The likelihood of the occurrence of biases, difficulties, and errors in clinical reasoning in veterinary medical clinical encounters varies, inextricably influenced by many external and internal factors (
Figure 2;
[8][19][34][40]). All these factors may result in errors or delays in clinical reasoning decisions, ultimately decreasing the quality of provided veterinary services.
Figure 2. Factors affecting clinical reasoning and outcomes in veterinary clinical encounters.
It was believed that more errors occur when a learner uses an exclusively analytical or intuitive type of reasoning compared to reasoning using the dual type of clinical reasoning
[4][31]. This belief is now challenged
[6][31]. Difficulties and errors in clinical reasoning may occur due to faulty heuristic recall (intuitive type of clinical reasoning) that has generated the problem, but there is also a failure in the analytical type of clinical reasoning that fails to recognize the problem, and no remediation occurs
[15][31][59]. Yet, in practice, the separation of purely analytical and intuitive, or the use of dual clinical reasoning, is difficult. In reality, any errors in the intuitive type are associated with biases, whilst in analytical types of clinical reasoning, errors occur from the limited capacity of the working memory
[55], and deficient medical cognition/metacognition
[31]. For an extensive explanation of the types of clinical reasoning in veterinary medical teaching and learning, refer to a previous paper from our group
[9].
The primary internal factors supporting clinical reasoning, leading to improved outcomes in veterinary clinical encounters, include increasing age (better general problem-solving competence), experience and expertise in the applicable discipline, frequency of the encounter, and the mental organization of medical knowledge of the learner. In contrast, for the learner, an altered affective or psychomotor state, cognitive overload, deficient communication skills, and the lack of awareness of biases and/or errors in clinical reasoning, are internal factors likely to impair clinical reasoning, with less predictable outcomes.

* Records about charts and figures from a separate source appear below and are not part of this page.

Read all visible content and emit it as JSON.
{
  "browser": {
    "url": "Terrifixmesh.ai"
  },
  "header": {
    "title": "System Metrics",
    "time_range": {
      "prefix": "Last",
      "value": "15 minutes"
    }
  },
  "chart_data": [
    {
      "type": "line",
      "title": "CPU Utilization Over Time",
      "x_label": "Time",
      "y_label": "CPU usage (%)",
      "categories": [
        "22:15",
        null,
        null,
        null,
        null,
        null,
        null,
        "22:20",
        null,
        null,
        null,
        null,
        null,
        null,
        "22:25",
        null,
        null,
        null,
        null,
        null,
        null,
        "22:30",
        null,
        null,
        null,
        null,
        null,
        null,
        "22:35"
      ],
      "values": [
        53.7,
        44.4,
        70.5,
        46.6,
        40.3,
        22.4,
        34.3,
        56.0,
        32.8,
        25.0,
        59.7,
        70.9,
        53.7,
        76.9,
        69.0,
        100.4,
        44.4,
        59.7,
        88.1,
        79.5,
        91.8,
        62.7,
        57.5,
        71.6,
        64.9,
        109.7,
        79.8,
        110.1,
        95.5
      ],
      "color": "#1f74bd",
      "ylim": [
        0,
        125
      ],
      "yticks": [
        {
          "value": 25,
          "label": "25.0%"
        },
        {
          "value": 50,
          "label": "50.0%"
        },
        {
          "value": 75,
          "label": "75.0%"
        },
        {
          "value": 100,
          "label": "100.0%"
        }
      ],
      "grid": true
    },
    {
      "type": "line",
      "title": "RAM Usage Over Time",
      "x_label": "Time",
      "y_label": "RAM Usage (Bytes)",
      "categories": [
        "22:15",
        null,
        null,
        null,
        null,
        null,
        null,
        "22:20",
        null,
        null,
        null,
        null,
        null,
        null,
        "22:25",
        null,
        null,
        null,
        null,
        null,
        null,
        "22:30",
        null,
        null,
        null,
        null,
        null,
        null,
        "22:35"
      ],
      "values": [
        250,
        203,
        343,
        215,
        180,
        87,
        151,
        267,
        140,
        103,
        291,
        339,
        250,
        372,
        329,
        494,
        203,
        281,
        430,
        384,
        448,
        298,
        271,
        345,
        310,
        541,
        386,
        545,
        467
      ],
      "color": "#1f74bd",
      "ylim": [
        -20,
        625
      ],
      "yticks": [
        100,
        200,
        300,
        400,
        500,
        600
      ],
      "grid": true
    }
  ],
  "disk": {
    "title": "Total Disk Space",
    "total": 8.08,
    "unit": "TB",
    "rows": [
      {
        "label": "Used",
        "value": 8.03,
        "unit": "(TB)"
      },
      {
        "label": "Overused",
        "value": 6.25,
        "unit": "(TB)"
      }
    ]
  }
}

Difficulties and errors in clinical reasoning are often connected to the learners’ metacognitive competence
[21][47][73][74][75] (e.g., general problem-solving skills, reflective practice, and/or self-confidence). As metacognition is affected by internal and external factors, general metacognitive competencies, and clinical reasoning in particular, should be intertwined with variability in contexts. Therefore, to decrease the proportion of clinical reasoning difficulties and errors, an important portion of the veterinary medical curricula should address the development of heuristic recall and metacognitive competence in veterinary medical learners (e.g., continual and targeted education, good organization skills, life-work balance, and selection of encounters seen by the learner).

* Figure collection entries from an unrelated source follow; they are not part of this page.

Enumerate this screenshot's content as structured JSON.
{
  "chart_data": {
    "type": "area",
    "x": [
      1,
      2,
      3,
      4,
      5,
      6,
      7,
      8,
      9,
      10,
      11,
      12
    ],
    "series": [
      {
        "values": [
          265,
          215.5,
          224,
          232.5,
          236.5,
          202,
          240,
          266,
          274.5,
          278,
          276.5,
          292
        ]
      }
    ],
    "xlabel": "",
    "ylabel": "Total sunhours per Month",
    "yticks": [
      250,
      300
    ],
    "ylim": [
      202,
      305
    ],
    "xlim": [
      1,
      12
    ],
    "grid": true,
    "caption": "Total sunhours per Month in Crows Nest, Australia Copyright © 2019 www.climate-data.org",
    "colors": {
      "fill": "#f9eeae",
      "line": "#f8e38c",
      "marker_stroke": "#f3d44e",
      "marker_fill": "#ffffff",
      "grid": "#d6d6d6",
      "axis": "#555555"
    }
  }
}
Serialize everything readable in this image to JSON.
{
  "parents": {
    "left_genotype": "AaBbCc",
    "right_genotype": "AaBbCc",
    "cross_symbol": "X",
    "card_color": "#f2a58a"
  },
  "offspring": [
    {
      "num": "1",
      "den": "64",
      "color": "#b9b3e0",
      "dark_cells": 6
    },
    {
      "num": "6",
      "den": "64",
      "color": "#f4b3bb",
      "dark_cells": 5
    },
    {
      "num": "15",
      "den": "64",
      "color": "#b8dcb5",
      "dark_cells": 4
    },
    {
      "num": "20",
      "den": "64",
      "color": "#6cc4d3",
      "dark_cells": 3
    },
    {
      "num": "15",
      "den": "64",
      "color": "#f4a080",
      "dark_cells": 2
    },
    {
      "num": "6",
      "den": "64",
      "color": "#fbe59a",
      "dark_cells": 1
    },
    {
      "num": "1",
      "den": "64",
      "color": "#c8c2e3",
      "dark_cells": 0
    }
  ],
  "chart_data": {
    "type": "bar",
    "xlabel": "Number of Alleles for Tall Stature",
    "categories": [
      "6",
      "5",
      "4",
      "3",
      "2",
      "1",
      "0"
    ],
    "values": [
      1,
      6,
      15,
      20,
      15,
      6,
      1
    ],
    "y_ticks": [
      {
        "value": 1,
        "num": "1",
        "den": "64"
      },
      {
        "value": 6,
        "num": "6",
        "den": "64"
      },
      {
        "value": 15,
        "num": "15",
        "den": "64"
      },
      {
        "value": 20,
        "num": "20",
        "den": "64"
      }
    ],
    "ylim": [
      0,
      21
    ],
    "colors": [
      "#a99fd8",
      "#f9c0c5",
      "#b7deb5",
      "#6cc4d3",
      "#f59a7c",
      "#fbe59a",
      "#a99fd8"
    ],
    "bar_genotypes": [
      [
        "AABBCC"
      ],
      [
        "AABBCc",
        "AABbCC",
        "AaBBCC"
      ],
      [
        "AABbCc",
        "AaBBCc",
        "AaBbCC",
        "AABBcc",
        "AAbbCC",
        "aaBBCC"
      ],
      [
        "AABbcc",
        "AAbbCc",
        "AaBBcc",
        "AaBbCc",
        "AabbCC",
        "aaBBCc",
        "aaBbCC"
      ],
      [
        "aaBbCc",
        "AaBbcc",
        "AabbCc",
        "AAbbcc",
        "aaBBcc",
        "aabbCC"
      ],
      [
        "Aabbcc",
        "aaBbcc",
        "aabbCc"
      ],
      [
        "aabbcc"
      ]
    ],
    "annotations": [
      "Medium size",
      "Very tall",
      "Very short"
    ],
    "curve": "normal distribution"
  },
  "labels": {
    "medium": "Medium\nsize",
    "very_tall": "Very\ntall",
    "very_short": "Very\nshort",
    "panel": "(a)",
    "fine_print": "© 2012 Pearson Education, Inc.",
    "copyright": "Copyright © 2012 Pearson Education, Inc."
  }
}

External factors are related to the client ± patient (e.g., characteristics, wishes and perceptions, and challenging learner’s credentials), encounter-related (e.g., available resources and time, level of complexity, and presence of distractors), and system-related (e.g., financial constraints, ethical issues). In many cases, the external factors that affect clinical reasoning can be relatively controlled, particularly in encounter-based discussions. A more detailed discussion of the effects of these factors on clinical reasoning and outcomes of the encounters is beyond the scope of this paper.